Tuesday, September 30, 2008

Short Review - The Umbrella Academy


A lot of comic book fans online have recommended The Umbrella Academy so I finally got around to reading it the other day. I can see what people like; it is an exciting cacophony of psychedelic imagery. Unfortunately there's nothing else to it and so I was left disappointed that so many interesting ideas were tinkered with and then forgotten.

There was a group of children with special powers who had mad cap adventures. As they grew up, though, they came to despise their adopted father and went their separate ways. When their father dies they reunite only to be informed by their time traveling sibling that the end of the world is coming.

As I said, the imagery is interesting. The book opens with a wrestler defeating a cosmic squid and potentially causing the virgin births of dozens of superpowered children around the world. This leads directly into the Eiffel Tower being piloted by a steam powered zombie robot Gustav Eiffel rampaging in Paris before launching itself into space. This is the kind of thing that happens constantly in the book with little rhyme or reason for it. That can work if the reader has some kind of anchor elsewhere, a plot or characters to connect them to the insanity. Writer Gerald Way attempts to do this and fails miserably.

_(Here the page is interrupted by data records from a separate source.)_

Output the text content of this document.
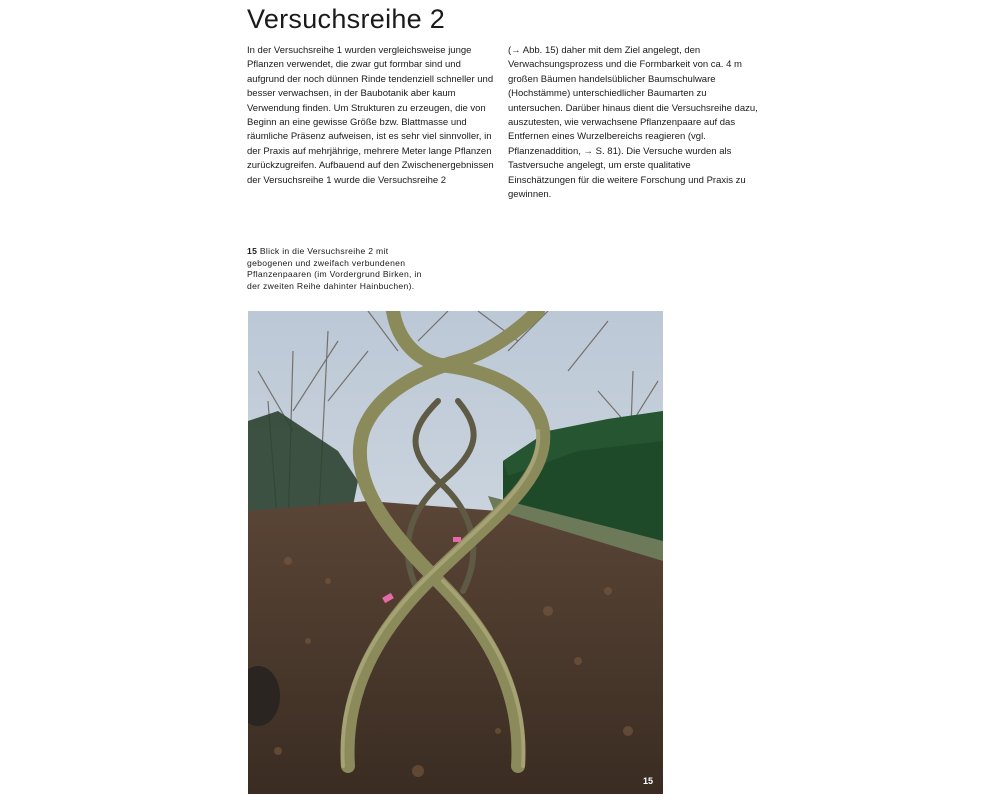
Versuchsreihe 2

In der Versuchsreihe 1 wurden vergleichsweise junge Pflanzen verwendet, die zwar gut formbar sind und aufgrund der noch dünnen Rinde tendenziell schneller und besser verwachsen, in der Baubotanik aber kaum Verwendung finden. Um Strukturen zu erzeugen, die von Beginn an eine gewisse Größe bzw. Blattmasse und räumliche Präsenz aufweisen, ist es sehr viel sinnvoller, in der Praxis auf mehrjährige, mehrere Meter lange Pflanzen zurückzugreifen. Aufbauend auf den Zwischenergebnissen der Versuchsreihe 1 wurde die Versuchsreihe 2

(→ Abb. 15) daher mit dem Ziel angelegt, den Verwachsungsprozess und die Formbarkeit von ca. 4 m großen Bäumen handelsüblicher Baumschulware (Hochstämme) unterschiedlicher Baumarten zu untersuchen. Darüber hinaus dient die Versuchsreihe dazu, auszutesten, wie verwachsene Pflanzenpaare auf das Entfernen eines Wurzelbereichs reagieren (vgl. Pflanzenaddition, → S. 81). Die Versuche wurden als Tastversuche angelegt, um erste qualitative Einschätzungen für die weitere Forschung und Praxis zu gewinnen.

15 Blick in die Versuchsreihe 2 mit gebogenen und zweifach verbundenen Pflanzenpaaren (im Vordergrund Birken, in der zweiten Reihe dahinter Hainbuchen).
15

There's two storylines that he attempts to pursue. The first is the end of the world driven by an evil orchestra that one of the siblings joins. This is driven by random events with no context and the resolution of every aspect to it is a deus ex machina where something new comes in from left field or someone demonstrates an ability the reader was never informed they had. The reader is supposed to react to how cool the events are but I was left wondering why I should care.

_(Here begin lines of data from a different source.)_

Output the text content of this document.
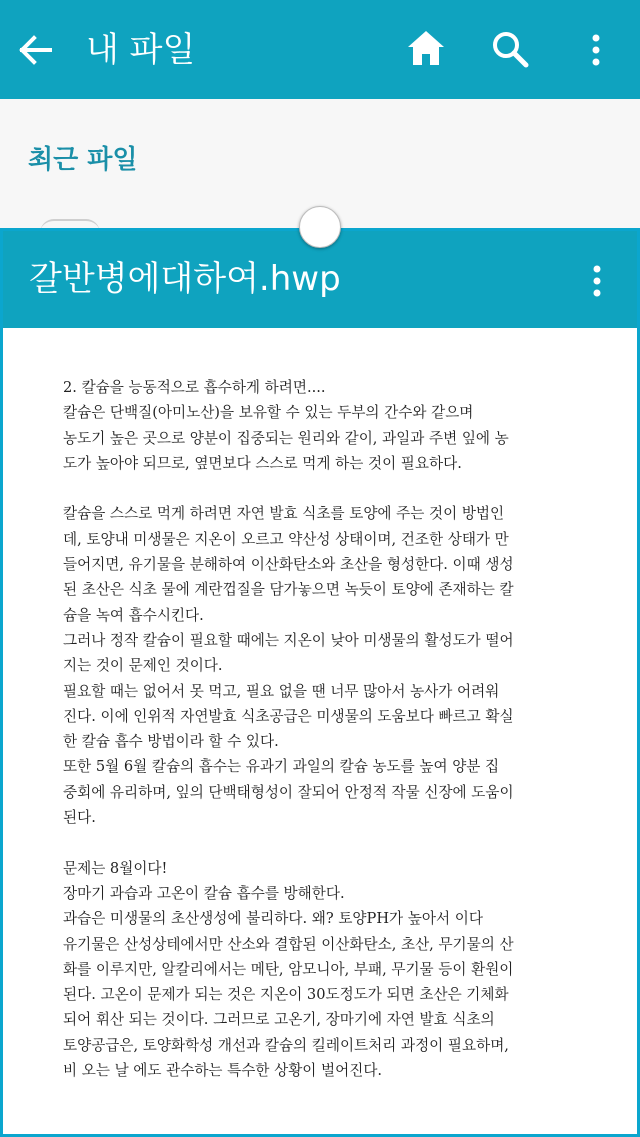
내 파일
최근 파일
갈반병에대하여.hwp

2. 칼슘을 능동적으로 흡수하게 하려면....

칼슘은 단백질(아미노산)을 보유할 수 있는 두부의 간수와 같으며

농도기 높은 곳으로 양분이 집중되는 원리와 같이, 과일과 주변 잎에 농

도가 높아야 되므로, 옆면보다 스스로 먹게 하는 것이 필요하다.

칼슘을 스스로 먹게 하려면 자연 발효 식초를 토양에 주는 것이 방법인

데, 토양내 미생물은 지온이 오르고 약산성 상태이며, 건조한 상태가 만

들어지면, 유기물을 분해하여 이산화탄소와 초산을 형성한다. 이때 생성

된 초산은 식초 물에 계란껍질을 담가놓으면 녹듯이 토양에 존재하는 칼

슘을 녹여 흡수시킨다.

그러나 정작 칼슘이 필요할 때에는 지온이 낮아 미생물의 활성도가 떨어

지는 것이 문제인 것이다.

필요할 때는 없어서 못 먹고, 필요 없을 땐 너무 많아서 농사가 어려워

진다. 이에 인위적 자연발효 식초공급은 미생물의 도움보다 빠르고 확실

한 칼슘 흡수 방법이라 할 수 있다.

또한 5월 6월 칼슘의 흡수는 유과기 과일의 칼슘 농도를 높여 양분 집

중회에 유리하며, 잎의 단백태형성이 잘되어 안정적 작물 신장에 도움이

된다.

문제는 8월이다!

장마기 과습과 고온이 칼슘 흡수를 방해한다.

과습은 미생물의 초산생성에 불리하다. 왜? 토양PH가 높아서 이다

유기물은 산성상테에서만 산소와 결합된 이산화탄소, 초산, 무기물의 산

화를 이루지만, 알칼리에서는 메탄, 암모니아, 부패, 무기물 등이 환원이

된다. 고온이 문제가 되는 것은 지온이 30도정도가 되면 초산은 기체화

되어 휘산 되는 것이다. 그러므로 고온기, 장마기에 자연 발효 식초의

토양공급은, 토양화학성 개선과 칼슘의 킬레이트처리 과정이 필요하며,

비 오는 날 에도 관수하는 특수한 상황이 벌어진다.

The other story, and the one that it seems like the book is really trying to hook onto, is the siblings dealing with the death of their hated father. The problem here is that we just don't know enough about any of them or their relationships. What little is in the pages of The Umbrella Academy is hamhanded (the father telling one of them "You're just not special," early on in the story for example).

The impression that I got is that I was supposed to know who all of these characters were before I read the book by reading exposition that was not provided in the story (and as someone who hates giant blocks of exposition it kills me to say that the story did not have enough). I typically didn't work out even the basics of who the characters were until it was far too late. An example of this is that one of the character's special powers is vital to the way the other characters treat them but the reader is never told what their power is until a story that is printed in the book after the miniseries. She uses her ability once in the first few pages in a very ambiguous method and apparently Way thought that was sufficient to establish everything the reader needed to know.

That's a problem for the whole series: far too much is ambiguous. Not just the little story developments or character twists but fundimental information that the reader needs to comprehend what is occurring. It was four issues in before I realized one of the characters had a human head on the body of a gorilla (I thought it was his space suit until that point). And I'm still not sure how everyone put together enough information to show up for the climax of the story.

The Umbrella Academy depends on the reader reacting to the events and ignoring them in the context of the whole and I'm just not capable of doing that. When I was younger I might have been distracted by the shiney moments and then accepted its flaws. I am not that young anymore, however, and so I can't recommend it.